After the prospectus is released, invited investors will have about 10 ten business days to apply to participate in the listing (in the event of an IPO, private placement, or SPAC listing). After the offer closes, they will be provided an allocation of shares that can either match their application or can be less than their application if the offer receives more interest than what is required by the company (in other words it is oversubscribed).

Once the company lists, its shares will be publicly tradeable on the JSE. The first few days of trading is often characterised by significant price volatility as investors adjust their positions and new market participants enter the scene.

Investor considerations and pitfalls

Investing in new listings is fraught with challenges and requires a disciplined approach. One of the most common pitfalls is succumbing to the hype surrounding a highly-anticipated listing. Media coverage and analyst enthusiasm can create a sense of euphoria, leading investors to overpay for shares. It is essential to conduct thorough due diligence and avoid making investment decisions based on emotion rather than fundamentals.

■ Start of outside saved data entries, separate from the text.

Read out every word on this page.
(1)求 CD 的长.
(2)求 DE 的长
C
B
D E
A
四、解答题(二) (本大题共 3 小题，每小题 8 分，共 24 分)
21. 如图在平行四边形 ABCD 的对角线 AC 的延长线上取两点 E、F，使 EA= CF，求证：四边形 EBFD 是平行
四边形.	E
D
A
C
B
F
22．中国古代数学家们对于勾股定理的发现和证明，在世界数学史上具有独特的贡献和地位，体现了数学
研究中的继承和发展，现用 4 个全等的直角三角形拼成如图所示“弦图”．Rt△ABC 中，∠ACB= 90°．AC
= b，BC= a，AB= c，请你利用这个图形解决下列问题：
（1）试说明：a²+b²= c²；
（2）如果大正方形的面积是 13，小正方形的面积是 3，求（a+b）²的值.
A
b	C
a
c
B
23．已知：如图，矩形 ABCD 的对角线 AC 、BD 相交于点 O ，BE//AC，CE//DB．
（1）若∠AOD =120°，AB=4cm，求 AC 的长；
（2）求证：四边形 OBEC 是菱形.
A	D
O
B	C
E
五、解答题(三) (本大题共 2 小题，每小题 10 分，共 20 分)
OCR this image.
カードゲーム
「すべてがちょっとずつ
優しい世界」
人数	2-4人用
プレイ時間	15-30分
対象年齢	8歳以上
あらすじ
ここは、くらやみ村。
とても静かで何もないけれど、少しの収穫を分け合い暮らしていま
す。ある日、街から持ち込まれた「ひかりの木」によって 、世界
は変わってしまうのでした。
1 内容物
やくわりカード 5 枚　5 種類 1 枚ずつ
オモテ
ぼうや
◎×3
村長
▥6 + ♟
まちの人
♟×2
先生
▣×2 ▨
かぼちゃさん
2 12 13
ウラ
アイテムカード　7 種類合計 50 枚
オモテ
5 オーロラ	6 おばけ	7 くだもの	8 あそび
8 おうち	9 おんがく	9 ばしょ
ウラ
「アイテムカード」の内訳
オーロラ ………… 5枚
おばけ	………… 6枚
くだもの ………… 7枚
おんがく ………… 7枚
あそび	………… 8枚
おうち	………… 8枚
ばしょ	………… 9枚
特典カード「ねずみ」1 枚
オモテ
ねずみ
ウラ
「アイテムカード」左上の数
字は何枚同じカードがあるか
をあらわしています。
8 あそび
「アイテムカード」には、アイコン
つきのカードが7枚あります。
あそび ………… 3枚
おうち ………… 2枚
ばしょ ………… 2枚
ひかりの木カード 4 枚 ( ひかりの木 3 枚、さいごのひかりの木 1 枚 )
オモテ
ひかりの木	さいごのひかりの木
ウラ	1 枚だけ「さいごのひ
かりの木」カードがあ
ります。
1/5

Another common mistake is focusing solely on short-term gains. New listings are inherently volatile, and stock prices can fluctuate significantly in the early trading days. Investors who succumb to the temptation to sell quickly may miss out on the long-term potential of the company. A patient, long-term perspective is often rewarded.

Economic conditions play a crucial role in shaping the market. Periods of economic expansion and low interest rates tend to be more conducive to listing activity, as companies can access capital more easily and investors have a greater appetite for risk. Conversely, economic downturns and rising interest rates can dampen investor sentiment and lead to a decline in listing activity.